Iran's main legislative arbitration body on Saturday ruled the country could use foreign bank loans, side-stepping objections that such financing ran against the principles of Islamic law.
Parliament approved international financing earlier this year but the Guardian Council, Iran's constitutional watchdog, promptly ruled that loans from foreign banks were associated with usury and were un-Islamic.
That verdict sent shivers through the investment community as the Islamic Republic's fragile banking system is unable to support booming sectors such as car making and shipping.
But the Expediency Council, which arbitrates in disputes between parliament and the council, ruled in favour of the parliamentarians.
"There are no more legal problems in using foreign financing and the government is allowed to use it," said Mohammad Mehdi Mofatteh, spokesman of parliament's budget committee.
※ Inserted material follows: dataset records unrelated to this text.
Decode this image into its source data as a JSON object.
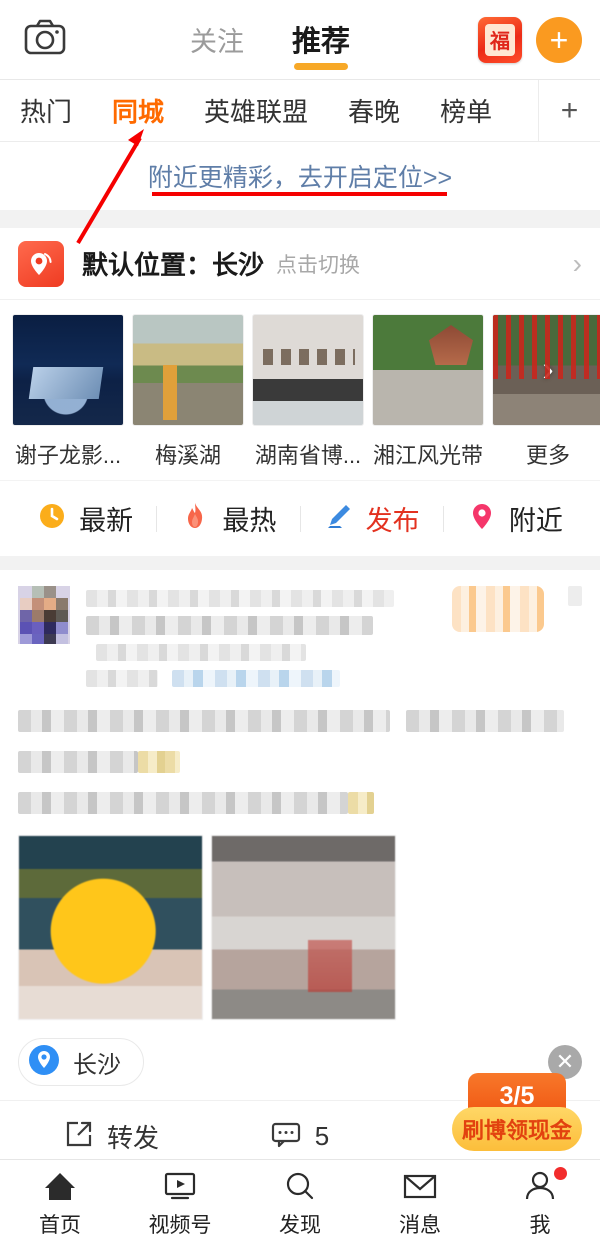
{
  "topbar": {
    "camera_icon": "camera-icon",
    "tabs": [
      {
        "label": "关注",
        "active": false
      },
      {
        "label": "推荐",
        "active": true
      }
    ],
    "fu_card_label": "福",
    "plus_label": "+"
  },
  "subtabs": {
    "items": [
      {
        "label": "热门",
        "active": false
      },
      {
        "label": "同城",
        "active": true
      },
      {
        "label": "英雄联盟",
        "active": false
      },
      {
        "label": "春晚",
        "active": false
      },
      {
        "label": "榜单",
        "active": false
      }
    ],
    "add_label": "+"
  },
  "locate_prompt": {
    "link_text": "附近更精彩，去开启定位>>"
  },
  "location_row": {
    "title": "默认位置：长沙",
    "hint": "点击切换",
    "chevron": "›"
  },
  "places": [
    {
      "label": "谢子龙影...",
      "thumb": "place-photo-1"
    },
    {
      "label": "梅溪湖",
      "thumb": "place-photo-2"
    },
    {
      "label": "湖南省博...",
      "thumb": "place-photo-3"
    },
    {
      "label": "湘江风光带",
      "thumb": "place-photo-4"
    },
    {
      "label": "更多",
      "thumb": "place-photo-5",
      "overlay": "›"
    }
  ],
  "actions": [
    {
      "label": "最新",
      "icon": "clock-icon",
      "color": "#222222"
    },
    {
      "label": "最热",
      "icon": "flame-icon",
      "color": "#222222"
    },
    {
      "label": "发布",
      "icon": "pencil-icon",
      "color": "#e3311f"
    },
    {
      "label": "附近",
      "icon": "pin-icon",
      "color": "#222222"
    }
  ],
  "post": {
    "avatar": "user-avatar-blurred",
    "geo_chip_label": "长沙",
    "close_label": "✕",
    "actions": [
      {
        "label": "转发",
        "icon": "share-icon"
      },
      {
        "label": "5",
        "icon": "comment-icon"
      }
    ]
  },
  "cash_badge": {
    "count": "3/5",
    "label": "刷博领现金"
  },
  "bottomnav": [
    {
      "label": "首页",
      "icon": "home-icon",
      "active": true,
      "badge": false
    },
    {
      "label": "视频号",
      "icon": "video-icon",
      "active": false,
      "badge": false
    },
    {
      "label": "发现",
      "icon": "search-icon",
      "active": false,
      "badge": false
    },
    {
      "label": "消息",
      "icon": "mail-icon",
      "active": false,
      "badge": false
    },
    {
      "label": "我",
      "icon": "person-icon",
      "active": false,
      "badge": true
    }
  ],
  "colors": {
    "accent_orange": "#ff6a00",
    "tab_underline": "#f7a827",
    "link_blue": "#5f7ea8",
    "annotation_red": "#f50000",
    "publish_red": "#e3311f",
    "badge_red": "#f22c2c"
  }
}
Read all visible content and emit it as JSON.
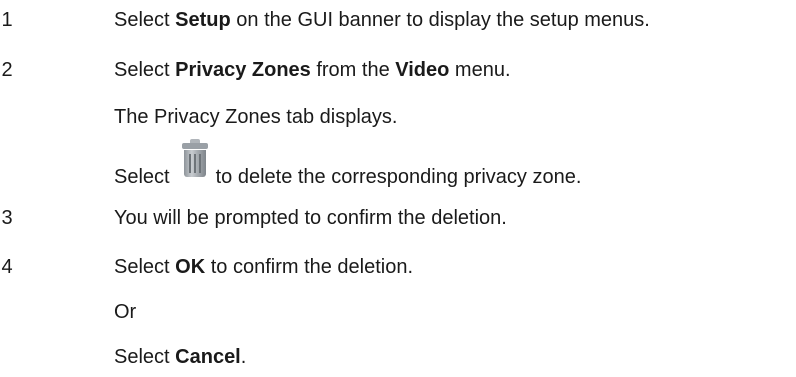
{
  "steps": [
    {
      "number": "1",
      "text_before": "Select ",
      "bold1": "Setup",
      "text_after": " on the GUI banner to display the setup menus."
    },
    {
      "number": "2",
      "text_before": "Select ",
      "bold1": "Privacy Zones",
      "text_middle": " from the ",
      "bold2": "Video",
      "text_after": " menu.",
      "result": "The Privacy Zones tab displays.",
      "select_icon_before": "Select",
      "select_icon_after": "to delete the corresponding privacy zone.",
      "icon": "trash-icon"
    },
    {
      "number": "3",
      "text": "You will be prompted to confirm the deletion."
    },
    {
      "number": "4",
      "text_before": "Select ",
      "bold1": "OK",
      "text_after": " to confirm the deletion.",
      "or": "Or",
      "alt_before": "Select ",
      "alt_bold": "Cancel",
      "alt_after": "."
    }
  ]
}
The Expediency Council sent a fax to Reuters confirming it had declared foreign loans as legal. "All this uncertainty and delay was itself harming the economy," said Wadah Al-Taha, head of research at National Bank of Abu Dhabi in the United Arab Emirates where many foreign banks have there regional headquarters.
"From the point of view of the moderate Muslim there is nothing wrong with borrowing on interest if there are no alternatives," he added.
HSBC, BNP Paribas, Deutsche Bank, Commerzbank, Standard Chartered and the Royal Bank of Scotland have all been involved in funding projects in Iran.
They had all been operating in Iran unimpeded before parliament and the Guardian Council fell out over the issue.